Feature | Randomized Clinical Trial (RCT) | Real-World Practice (RWE) |
|---|---|---|
Patient selection | Homogenous, strict inclusion/exclusion | Heterogenous, includes co-morbidities |
Adherence | Strictly monitored and enforced | Variable, patient-dependent |
Comparator | Placebo or active control | Standard of care (often variable) |
Cost/Complexity | High cost, artificial infrastructure | Lower marginal cost, standard workflow |
Primary utility | Regulatory approval (efficacy) | Label expansion, payer value (effectiveness) |
Overcoming the data deficit
The transition from "anecdote" to "evidence" requires rigorous data architecture. For emerging modalities, standard claims data (billing codes) is rarely enough. A claim code tells you a patient received a CAR-T infusion; it does not tell you their T-cell expansion kinetics, their specific grade of CRS, or their genomic tumor mutational burden.
To make RWE "regulatory-grade" (fit for FDA submission), developers are increasingly turning to:
High-fidelity registries: Disease-specific registries (like those for interactions in hemophilia or rare cancers) that collect deep clinical phenotypic data.
AI-driven abstraction: Using Natural Language Processing (NLP) to scrape unstructured notes from EHRs to find critical data points like "progression-free survival" that aren't captured in billing codes.

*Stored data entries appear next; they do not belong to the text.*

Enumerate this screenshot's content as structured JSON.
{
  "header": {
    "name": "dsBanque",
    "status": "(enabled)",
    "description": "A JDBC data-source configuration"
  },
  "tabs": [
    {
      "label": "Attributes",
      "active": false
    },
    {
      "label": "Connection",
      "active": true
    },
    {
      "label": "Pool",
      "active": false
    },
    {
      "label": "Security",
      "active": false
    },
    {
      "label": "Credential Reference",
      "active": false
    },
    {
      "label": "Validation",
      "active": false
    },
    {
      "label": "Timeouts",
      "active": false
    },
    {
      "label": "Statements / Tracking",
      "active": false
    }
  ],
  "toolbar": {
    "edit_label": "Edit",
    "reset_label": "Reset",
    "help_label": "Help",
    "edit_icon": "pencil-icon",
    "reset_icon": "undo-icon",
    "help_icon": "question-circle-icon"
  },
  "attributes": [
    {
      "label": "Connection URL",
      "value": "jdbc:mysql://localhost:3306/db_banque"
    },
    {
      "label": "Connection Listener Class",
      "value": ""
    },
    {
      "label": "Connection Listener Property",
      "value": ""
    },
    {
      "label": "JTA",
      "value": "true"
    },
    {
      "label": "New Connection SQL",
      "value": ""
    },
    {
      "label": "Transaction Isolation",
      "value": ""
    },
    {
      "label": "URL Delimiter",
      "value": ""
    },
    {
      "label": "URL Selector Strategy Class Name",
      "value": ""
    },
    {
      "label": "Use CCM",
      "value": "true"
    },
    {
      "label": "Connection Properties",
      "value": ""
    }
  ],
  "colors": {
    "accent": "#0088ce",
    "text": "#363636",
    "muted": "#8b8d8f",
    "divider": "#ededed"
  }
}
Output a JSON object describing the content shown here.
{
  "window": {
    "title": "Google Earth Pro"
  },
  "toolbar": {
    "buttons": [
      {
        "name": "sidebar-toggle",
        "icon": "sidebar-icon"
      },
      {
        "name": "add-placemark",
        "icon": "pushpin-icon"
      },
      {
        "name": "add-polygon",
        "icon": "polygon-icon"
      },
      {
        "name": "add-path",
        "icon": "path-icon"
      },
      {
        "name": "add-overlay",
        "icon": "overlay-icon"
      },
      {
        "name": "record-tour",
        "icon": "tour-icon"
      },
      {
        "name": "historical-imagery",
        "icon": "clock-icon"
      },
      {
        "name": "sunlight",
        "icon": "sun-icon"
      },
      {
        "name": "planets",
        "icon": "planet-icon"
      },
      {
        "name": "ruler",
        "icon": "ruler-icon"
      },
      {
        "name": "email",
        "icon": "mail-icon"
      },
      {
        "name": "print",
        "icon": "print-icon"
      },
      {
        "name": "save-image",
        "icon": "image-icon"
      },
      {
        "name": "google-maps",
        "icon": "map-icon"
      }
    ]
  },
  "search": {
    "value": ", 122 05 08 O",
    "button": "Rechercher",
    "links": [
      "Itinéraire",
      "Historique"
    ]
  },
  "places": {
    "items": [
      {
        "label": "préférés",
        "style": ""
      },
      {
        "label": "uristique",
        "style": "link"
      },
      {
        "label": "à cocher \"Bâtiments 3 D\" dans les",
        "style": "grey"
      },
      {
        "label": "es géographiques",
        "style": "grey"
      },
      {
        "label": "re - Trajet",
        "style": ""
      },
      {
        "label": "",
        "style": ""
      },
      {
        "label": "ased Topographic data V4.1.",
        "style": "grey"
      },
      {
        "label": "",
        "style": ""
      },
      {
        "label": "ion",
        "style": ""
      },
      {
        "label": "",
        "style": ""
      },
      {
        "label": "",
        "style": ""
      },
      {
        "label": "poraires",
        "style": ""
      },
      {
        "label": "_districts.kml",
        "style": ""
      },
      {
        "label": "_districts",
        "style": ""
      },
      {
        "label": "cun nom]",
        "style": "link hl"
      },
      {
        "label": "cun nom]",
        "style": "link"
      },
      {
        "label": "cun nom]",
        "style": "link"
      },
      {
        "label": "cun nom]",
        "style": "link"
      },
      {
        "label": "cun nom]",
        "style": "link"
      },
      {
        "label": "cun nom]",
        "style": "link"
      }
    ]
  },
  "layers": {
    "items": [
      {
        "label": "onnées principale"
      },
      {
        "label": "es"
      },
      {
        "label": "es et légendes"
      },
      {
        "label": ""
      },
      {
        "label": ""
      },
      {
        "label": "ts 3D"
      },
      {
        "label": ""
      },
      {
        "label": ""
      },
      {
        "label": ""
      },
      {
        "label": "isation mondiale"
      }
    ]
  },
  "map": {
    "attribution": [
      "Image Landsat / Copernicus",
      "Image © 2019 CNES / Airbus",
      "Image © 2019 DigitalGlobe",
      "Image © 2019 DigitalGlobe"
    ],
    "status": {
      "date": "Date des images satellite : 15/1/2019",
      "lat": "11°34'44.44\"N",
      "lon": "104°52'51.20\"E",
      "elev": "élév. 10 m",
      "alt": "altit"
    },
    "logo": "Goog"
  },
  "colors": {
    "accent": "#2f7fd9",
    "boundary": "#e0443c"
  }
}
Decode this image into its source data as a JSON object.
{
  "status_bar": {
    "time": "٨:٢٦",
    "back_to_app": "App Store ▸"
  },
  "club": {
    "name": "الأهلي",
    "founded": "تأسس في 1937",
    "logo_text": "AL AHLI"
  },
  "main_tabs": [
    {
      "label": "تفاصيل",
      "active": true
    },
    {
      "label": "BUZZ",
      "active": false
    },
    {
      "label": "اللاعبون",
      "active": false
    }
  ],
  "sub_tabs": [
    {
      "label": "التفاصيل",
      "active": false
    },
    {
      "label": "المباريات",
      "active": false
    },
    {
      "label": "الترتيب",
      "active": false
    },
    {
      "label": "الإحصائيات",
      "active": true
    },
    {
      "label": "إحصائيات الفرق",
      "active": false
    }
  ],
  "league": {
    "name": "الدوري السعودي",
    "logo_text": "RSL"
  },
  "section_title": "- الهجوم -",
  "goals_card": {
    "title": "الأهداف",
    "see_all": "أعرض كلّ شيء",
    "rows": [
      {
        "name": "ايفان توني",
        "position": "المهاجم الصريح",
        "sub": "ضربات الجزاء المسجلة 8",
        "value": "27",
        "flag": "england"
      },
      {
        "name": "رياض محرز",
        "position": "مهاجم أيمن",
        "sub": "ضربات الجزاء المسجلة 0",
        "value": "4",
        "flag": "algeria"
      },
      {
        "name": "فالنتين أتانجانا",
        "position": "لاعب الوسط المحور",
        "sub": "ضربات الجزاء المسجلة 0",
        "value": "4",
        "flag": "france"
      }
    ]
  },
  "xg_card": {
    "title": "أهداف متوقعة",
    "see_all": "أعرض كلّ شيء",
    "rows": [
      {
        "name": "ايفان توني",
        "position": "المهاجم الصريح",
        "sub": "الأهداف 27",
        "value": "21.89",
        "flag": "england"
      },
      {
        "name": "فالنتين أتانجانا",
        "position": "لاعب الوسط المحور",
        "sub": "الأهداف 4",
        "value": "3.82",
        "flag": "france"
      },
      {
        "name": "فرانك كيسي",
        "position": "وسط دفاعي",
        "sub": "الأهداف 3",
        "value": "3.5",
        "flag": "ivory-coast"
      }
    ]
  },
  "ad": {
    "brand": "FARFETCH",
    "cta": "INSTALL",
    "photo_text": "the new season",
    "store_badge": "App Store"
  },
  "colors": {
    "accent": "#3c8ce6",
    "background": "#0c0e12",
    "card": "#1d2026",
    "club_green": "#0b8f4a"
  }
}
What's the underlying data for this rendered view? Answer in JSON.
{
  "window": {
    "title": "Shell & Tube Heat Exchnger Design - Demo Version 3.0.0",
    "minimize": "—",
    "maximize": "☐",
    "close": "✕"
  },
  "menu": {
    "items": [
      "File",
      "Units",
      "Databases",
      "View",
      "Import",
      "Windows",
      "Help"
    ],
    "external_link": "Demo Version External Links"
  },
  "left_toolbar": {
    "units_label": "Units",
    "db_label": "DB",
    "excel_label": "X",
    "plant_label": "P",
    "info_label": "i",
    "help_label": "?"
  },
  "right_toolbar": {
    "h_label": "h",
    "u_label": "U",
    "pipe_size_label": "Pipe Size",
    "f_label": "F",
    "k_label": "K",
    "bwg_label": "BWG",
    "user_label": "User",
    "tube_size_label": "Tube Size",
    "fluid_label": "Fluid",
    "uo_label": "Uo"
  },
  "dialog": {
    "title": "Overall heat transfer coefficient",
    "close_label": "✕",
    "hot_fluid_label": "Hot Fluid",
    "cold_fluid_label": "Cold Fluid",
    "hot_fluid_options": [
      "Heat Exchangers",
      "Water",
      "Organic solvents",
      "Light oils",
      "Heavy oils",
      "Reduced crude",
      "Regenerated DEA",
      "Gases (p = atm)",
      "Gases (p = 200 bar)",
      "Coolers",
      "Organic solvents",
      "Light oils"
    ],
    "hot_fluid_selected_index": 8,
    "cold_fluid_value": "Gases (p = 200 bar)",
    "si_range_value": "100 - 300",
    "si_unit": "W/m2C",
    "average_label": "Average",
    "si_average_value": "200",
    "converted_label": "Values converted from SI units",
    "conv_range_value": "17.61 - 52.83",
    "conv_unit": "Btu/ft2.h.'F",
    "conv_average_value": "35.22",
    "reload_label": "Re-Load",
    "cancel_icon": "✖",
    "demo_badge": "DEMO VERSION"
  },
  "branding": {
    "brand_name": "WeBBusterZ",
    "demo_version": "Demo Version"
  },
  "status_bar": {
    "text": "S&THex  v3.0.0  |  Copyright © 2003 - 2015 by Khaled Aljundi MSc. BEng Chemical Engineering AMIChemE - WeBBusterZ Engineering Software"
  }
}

Tokenization: connecting disparate datasets (e.g., linking a patient's genomic profile from a specialty lab to their long-term survival data in an insurance claims database) without violating privacy (HIPAA/GDPR).
As the FDA's 2023 guidance on RWE suggests [1], the agency is open to this data—but only if the provenance is clean and the methodology transparent. For the pioneers of emerging modalities, the message is clear: The trial gets you to the starting line, but the real-world evidence gets you to the finish.
References
U.S. Food and Drug Administration. (2023). Considerations for the Use of Real-World Data and Real-World Evidence to Support Regulatory Decision-Making for Drug and Biological Products. Guidance for Industry.
Alipour-Haris, G., et al. (2024). Real-world evidence to support regulatory submissions: A landscape review and assessment of use cases. Clinical and Translational Science, 17(8), e13903.
Hansen, D. K., et al. (2023). Idecabtagene Vicleucel for Relapsed/Refractory Multiple Myeloma: Real-World Experience From the Myeloma CAR T Consortium. Journal of Clinical Oncology, 41(11), 2087-2097.
Moradi Tuchayi, A., et al. (2024). Real-World Experience with 177Lu-PSMA-617 Radioligand Therapy After Food and Drug Administration Approval. Journal of Nuclear Medicine, 65(5), 735-739.